If any of the steps fails, the agent will generate a new prompt for the LLM and try again, for some fixed number of iterations. It may also try a different LLM or try to generate various follow-ups to the LLM (say, it will send a new prompt in the same "conversation" like "compilation failed with the following issue: {output from make build}. Please fix this and generate a new patch."). If there is no success after some number of tries, it will give up and output error information.

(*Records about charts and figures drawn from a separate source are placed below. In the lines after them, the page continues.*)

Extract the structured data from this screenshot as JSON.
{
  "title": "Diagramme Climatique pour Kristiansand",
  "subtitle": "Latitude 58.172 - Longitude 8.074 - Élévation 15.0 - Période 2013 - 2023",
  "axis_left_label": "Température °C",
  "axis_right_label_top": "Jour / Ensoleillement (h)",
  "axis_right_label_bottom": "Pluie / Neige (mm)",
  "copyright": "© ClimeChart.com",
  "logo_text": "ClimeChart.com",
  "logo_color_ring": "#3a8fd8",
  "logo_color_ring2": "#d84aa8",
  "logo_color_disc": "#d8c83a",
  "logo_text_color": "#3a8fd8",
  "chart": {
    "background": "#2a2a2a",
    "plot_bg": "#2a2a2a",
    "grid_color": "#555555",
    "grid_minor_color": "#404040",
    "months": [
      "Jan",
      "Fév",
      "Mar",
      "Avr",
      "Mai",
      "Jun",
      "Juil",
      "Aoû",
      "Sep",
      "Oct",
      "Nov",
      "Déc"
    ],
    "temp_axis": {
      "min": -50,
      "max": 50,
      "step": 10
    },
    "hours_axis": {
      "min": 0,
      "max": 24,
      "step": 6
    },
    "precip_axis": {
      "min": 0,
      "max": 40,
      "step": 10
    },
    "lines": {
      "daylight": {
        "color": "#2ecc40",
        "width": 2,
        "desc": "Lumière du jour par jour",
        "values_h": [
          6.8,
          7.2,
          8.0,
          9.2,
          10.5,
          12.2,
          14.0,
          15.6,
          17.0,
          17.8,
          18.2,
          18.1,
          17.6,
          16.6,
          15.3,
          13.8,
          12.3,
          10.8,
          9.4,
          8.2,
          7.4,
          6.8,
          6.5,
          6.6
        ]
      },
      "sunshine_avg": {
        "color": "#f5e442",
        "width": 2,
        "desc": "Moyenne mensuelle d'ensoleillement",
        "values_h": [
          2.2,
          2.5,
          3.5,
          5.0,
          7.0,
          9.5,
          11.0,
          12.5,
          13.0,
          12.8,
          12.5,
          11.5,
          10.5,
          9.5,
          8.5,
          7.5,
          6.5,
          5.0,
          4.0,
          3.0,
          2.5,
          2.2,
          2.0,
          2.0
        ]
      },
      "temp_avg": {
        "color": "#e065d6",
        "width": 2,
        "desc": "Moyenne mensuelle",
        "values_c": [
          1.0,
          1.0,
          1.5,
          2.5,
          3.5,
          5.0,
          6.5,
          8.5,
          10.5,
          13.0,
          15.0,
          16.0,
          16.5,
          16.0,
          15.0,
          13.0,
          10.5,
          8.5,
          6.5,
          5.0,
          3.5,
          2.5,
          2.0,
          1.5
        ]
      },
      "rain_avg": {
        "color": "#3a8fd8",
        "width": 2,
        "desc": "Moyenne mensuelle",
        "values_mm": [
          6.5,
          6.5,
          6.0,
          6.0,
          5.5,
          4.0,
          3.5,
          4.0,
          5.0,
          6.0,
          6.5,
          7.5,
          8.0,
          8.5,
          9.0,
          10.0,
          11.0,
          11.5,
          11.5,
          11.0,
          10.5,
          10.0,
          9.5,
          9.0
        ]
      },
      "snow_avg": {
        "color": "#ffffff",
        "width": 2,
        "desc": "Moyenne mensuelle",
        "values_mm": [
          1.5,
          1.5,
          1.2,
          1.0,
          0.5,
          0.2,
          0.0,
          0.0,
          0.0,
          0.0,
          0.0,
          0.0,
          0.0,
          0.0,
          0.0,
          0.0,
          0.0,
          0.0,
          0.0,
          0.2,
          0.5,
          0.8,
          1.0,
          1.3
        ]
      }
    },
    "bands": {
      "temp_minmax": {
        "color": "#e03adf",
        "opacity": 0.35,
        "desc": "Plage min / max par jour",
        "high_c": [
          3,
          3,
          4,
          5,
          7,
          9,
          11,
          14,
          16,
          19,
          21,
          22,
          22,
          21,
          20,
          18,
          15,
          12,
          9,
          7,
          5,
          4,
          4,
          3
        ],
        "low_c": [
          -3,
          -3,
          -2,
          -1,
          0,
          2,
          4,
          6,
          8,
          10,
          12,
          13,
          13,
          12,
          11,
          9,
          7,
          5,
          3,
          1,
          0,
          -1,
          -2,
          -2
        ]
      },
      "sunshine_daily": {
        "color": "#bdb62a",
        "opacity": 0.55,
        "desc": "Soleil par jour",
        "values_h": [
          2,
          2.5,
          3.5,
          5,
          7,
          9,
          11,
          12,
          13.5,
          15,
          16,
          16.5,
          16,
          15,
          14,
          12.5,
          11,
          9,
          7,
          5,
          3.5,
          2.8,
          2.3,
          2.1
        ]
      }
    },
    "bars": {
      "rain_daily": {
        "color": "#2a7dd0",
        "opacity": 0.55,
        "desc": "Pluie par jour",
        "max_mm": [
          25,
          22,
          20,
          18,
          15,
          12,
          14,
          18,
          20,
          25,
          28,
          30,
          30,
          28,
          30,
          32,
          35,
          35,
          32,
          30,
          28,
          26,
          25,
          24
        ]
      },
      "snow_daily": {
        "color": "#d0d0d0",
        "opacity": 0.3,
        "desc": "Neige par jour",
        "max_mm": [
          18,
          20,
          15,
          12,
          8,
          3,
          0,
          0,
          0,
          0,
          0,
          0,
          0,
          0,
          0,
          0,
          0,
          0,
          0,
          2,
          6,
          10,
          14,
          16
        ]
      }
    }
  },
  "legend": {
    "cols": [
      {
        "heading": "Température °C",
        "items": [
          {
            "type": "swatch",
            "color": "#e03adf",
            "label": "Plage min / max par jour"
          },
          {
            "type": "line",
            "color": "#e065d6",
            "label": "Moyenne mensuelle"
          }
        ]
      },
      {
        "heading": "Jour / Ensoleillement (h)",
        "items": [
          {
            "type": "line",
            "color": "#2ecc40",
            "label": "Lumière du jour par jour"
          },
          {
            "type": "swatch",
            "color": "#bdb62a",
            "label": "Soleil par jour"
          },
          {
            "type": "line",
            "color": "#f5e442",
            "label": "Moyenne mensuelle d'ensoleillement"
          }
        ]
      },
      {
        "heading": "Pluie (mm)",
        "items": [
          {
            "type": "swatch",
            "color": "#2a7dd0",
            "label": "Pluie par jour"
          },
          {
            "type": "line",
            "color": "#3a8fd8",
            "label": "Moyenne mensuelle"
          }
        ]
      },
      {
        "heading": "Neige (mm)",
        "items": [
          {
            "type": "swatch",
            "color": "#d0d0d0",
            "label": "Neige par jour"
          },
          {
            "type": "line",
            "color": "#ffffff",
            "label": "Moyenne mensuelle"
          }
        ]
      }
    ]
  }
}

You can imagine many complications to this workflow - the agent may interrogate the LLM for more intermediate steps, it may ask the LLM to generate test code or even to generate calls to other services that the agent will then execute with whatever credentials it has.
It's a byzantine concept with lots of jerry-rigging that apparently actually works for some use cases. To me it has always seemed far too much work to get started before finding out if there is any actual benefit for the codebases I work on, so I can't say I have any experience with how well these things work and how much they end up costing.